Wisconsin’s open meetings law exists to ensure that government business, the people’s business, is conducted where the people can watch it happening. The exceptions to it, the instances where a governmental body can act in closed session, are generally limited to contract negotiations and personnel matters. That is as it should be.
As fierce advocates for the concept of “government in sunshine,” we were dismayed recently to read of the Madison School Board tiptoeing awfully close to the line between lawful and unlawful government meetings.
Individually or in pairs, Madison School Board members spend hours each year in private “board briefings” with Superintendent Jennifer Cheatham, discussing matters soon to come before the full board for votes that must be held in public, the Wisconsin State Journal reported on April 29.
Cheatham instituted the briefings after she was hired in 2013, and district administrators and some board members defend the practice.

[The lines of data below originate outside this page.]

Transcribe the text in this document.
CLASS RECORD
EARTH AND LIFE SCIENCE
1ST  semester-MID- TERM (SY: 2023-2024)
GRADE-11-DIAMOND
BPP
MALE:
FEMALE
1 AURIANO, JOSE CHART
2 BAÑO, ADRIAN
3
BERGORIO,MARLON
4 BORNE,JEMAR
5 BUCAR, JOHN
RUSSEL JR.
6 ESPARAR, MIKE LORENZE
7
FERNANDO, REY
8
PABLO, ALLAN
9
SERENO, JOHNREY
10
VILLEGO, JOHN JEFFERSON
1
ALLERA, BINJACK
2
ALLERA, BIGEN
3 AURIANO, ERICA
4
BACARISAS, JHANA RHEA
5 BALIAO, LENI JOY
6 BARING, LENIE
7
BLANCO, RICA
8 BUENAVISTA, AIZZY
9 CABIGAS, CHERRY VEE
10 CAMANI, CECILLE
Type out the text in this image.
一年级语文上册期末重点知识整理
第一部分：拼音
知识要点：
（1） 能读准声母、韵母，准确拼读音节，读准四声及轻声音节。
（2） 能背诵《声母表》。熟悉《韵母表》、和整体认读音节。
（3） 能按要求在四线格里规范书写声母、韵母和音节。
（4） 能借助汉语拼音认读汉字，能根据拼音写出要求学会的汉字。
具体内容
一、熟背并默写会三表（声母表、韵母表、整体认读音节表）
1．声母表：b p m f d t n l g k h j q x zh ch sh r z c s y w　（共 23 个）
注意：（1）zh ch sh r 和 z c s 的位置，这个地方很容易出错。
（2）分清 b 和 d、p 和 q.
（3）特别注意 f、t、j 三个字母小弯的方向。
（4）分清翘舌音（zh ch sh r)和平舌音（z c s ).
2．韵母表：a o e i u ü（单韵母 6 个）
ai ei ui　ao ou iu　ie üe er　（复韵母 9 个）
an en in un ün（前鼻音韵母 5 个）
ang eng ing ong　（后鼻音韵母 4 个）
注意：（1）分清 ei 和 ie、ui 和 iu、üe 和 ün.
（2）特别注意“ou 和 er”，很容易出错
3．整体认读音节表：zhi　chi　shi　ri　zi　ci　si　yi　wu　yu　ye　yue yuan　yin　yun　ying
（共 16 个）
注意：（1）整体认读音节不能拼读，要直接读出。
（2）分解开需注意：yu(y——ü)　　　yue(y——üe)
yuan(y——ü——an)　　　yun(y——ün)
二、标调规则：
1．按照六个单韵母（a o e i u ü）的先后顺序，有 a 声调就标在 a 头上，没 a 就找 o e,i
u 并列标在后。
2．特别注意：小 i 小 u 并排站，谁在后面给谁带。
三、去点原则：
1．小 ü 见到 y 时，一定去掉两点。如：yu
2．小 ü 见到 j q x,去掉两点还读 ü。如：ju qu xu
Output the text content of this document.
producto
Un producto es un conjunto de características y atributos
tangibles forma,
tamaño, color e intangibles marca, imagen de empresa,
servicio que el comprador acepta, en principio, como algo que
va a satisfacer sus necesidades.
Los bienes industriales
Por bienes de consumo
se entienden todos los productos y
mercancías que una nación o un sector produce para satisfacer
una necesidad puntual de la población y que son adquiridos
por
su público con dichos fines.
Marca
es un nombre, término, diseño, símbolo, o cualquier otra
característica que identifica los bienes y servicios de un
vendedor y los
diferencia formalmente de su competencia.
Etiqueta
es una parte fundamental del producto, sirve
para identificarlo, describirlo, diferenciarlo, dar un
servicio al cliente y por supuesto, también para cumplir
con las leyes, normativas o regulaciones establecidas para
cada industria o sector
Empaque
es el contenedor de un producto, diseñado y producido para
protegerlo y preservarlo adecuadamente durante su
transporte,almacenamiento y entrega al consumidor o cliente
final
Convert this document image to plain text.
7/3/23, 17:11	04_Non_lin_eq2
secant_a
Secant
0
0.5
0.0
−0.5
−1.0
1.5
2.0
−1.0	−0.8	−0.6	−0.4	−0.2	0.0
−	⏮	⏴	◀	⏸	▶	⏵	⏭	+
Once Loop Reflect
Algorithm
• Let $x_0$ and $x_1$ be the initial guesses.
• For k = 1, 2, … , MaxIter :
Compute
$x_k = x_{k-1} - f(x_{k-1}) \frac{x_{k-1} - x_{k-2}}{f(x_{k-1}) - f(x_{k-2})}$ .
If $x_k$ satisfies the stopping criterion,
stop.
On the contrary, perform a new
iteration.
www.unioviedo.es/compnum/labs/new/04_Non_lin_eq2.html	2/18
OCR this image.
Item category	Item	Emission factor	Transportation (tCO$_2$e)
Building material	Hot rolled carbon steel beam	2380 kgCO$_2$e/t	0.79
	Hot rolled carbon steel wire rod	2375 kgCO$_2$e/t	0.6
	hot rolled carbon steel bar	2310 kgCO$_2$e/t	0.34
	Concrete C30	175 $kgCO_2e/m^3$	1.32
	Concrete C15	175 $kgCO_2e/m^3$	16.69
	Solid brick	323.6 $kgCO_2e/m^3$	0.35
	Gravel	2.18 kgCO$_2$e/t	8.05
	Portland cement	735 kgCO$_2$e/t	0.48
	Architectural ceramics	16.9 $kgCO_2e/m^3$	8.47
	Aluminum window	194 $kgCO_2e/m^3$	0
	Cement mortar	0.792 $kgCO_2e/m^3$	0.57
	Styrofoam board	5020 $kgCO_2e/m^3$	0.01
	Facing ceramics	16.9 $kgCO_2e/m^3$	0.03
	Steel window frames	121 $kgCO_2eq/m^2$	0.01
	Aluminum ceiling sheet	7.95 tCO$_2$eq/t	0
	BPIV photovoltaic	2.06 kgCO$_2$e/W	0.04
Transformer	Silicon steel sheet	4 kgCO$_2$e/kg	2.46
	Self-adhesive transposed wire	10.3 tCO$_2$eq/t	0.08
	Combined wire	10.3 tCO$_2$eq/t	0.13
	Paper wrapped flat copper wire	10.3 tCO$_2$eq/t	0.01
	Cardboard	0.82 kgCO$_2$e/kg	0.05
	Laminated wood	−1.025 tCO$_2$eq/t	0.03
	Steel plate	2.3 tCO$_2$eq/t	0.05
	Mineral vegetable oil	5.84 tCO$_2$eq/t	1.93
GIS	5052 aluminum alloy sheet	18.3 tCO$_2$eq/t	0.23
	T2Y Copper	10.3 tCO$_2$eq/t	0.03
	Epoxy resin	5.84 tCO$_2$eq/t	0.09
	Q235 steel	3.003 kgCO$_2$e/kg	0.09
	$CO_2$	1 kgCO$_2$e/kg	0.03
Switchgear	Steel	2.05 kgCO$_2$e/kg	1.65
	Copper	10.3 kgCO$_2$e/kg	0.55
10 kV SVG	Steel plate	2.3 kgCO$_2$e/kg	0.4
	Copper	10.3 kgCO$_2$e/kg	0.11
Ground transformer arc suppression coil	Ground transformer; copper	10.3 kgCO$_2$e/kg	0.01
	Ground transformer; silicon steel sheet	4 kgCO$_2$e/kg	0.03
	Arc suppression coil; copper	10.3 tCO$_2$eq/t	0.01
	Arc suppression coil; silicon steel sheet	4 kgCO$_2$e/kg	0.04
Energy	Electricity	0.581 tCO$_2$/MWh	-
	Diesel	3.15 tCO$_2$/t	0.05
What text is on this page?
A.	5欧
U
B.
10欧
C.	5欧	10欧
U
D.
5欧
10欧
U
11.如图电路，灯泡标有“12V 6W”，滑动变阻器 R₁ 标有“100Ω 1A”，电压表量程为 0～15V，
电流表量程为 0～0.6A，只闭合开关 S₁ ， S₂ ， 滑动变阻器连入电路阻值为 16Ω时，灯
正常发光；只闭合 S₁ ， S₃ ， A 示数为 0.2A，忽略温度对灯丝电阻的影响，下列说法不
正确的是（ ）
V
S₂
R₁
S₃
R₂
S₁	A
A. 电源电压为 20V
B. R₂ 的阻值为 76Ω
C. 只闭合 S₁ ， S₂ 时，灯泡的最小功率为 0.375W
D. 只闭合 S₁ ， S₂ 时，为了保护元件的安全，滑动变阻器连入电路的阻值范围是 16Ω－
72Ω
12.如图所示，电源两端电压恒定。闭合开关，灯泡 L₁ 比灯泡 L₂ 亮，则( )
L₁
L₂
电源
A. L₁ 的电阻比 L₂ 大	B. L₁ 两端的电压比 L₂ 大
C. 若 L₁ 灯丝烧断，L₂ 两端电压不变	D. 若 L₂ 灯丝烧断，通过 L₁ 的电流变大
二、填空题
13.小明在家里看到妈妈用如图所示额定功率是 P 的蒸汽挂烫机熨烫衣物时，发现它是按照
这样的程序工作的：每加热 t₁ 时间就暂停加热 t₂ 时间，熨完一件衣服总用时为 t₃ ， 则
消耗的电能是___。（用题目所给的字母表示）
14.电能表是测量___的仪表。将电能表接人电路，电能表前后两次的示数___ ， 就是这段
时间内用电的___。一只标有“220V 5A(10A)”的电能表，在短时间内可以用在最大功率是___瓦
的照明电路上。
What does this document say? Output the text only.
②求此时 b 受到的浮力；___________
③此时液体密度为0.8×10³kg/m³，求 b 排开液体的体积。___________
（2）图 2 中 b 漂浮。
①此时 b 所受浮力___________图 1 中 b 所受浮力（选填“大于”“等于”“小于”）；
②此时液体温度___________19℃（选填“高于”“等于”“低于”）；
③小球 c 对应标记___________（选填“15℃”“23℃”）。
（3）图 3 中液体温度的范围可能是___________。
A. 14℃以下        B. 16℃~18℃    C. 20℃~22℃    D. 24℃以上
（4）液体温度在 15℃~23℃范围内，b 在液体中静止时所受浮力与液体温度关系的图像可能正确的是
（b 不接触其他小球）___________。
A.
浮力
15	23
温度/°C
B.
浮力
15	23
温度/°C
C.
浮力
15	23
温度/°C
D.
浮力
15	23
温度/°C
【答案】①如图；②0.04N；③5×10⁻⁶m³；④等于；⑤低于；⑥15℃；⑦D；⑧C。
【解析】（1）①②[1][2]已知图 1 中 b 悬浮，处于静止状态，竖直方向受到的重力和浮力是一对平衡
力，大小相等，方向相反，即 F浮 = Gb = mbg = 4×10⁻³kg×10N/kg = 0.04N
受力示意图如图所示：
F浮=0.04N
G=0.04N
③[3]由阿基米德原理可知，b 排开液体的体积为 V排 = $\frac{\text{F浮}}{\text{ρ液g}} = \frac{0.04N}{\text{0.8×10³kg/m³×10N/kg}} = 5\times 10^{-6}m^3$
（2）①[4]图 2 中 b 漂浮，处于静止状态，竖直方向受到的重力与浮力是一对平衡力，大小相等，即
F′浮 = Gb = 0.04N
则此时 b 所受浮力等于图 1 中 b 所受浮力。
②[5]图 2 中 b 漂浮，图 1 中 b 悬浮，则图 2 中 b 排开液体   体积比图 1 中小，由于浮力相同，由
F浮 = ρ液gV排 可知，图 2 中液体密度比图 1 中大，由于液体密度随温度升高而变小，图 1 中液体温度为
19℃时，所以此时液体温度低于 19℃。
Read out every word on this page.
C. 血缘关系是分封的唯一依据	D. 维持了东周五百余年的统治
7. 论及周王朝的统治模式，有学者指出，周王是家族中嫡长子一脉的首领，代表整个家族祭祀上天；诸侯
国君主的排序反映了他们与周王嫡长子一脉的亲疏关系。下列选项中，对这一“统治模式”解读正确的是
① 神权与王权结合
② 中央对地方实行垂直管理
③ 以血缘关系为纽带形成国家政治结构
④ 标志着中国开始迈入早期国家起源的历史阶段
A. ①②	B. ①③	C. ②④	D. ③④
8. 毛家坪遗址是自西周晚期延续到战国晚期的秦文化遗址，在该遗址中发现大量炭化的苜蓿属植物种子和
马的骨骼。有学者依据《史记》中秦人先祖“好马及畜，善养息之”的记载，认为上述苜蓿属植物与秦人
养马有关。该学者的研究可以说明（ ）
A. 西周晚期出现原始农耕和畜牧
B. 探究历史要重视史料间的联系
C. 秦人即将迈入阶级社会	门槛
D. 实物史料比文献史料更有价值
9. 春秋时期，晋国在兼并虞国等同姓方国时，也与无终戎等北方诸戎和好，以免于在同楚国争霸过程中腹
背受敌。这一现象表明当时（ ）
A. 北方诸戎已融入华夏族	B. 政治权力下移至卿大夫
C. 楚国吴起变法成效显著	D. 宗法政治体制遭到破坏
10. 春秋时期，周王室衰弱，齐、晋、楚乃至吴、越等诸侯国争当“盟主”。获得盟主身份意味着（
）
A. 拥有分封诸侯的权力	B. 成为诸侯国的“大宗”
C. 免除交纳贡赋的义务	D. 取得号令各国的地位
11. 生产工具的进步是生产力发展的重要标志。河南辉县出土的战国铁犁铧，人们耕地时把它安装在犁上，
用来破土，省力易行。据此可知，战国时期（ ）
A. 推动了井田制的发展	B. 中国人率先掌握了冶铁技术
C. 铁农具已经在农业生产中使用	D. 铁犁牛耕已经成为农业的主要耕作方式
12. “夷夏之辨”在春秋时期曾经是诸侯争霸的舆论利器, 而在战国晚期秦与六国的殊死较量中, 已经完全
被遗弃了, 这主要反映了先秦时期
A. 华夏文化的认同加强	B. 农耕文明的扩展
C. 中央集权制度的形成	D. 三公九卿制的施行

Under state law, school boards and other local public bodies must have a quorum — typically a majority or more — of members to take official action, and the action they take must occur in publicly noticed meetings.
“Walking quorums,” by contrast, are a “series of gatherings among separate groups of members of a governmental body, each less than quorum size, who agree, tacitly or explicitly, to act uniformly in sufficient number to reach a quorum,” according to the attorney general’s office.
They’re illegal because they can “render the publicly held meeting a mere formality,” according to the office.
Mary Burke, a seven-year veteran of the board and its outgoing president, said her experience in the briefings is that members don’t individually agree to act in a uniform way in later meetings of the full board.
That hardly matters. The possibility exists that enough of these small-group meetings could be held to reach a quorum tacitly.
Even if this practice does not violate the letter of the open meetings law, it certainly has the odor of not abiding by the spirit of the law.
Madison’s board briefings raise similar questions as those addressed by the attorney general’s Office of Open Government in a case involving the Green Bay City Council. An alderman there asked the office if a mayor can “hold separate meetings with each of the 12 members of the city council to tout an upcoming agenda of his,” address questions and take up other issues “in a closed-door meeting.”
While Assistant Attorney General Sarah K. Larson cautioned in a March 5 letter that “if the mayor meets with the council members in one-on-one situations for the purpose of exercising the responsibilities, authority, power or duties delegated to or vested in the body, a court may find a prohibited walking quorum” if the members had discussed city business and “have agreed with each other to act in some uniform fashion.”
Wisconsin Freedom of Information Council President Bill Lueders said the practice in Madison and in the Green Bay case “may not clearly violate the law, but it probably should be avoided, so as to not undercut the purpose of the open meetings law, which is to ensure that the deliberative process is public.”
Government meetings — that would include meetings between members of a school district board, however many, and that district’s superintendent — should take place in public, in the open. Government bodies should avoid even the appearance of an effort to circumvent the open meetings law.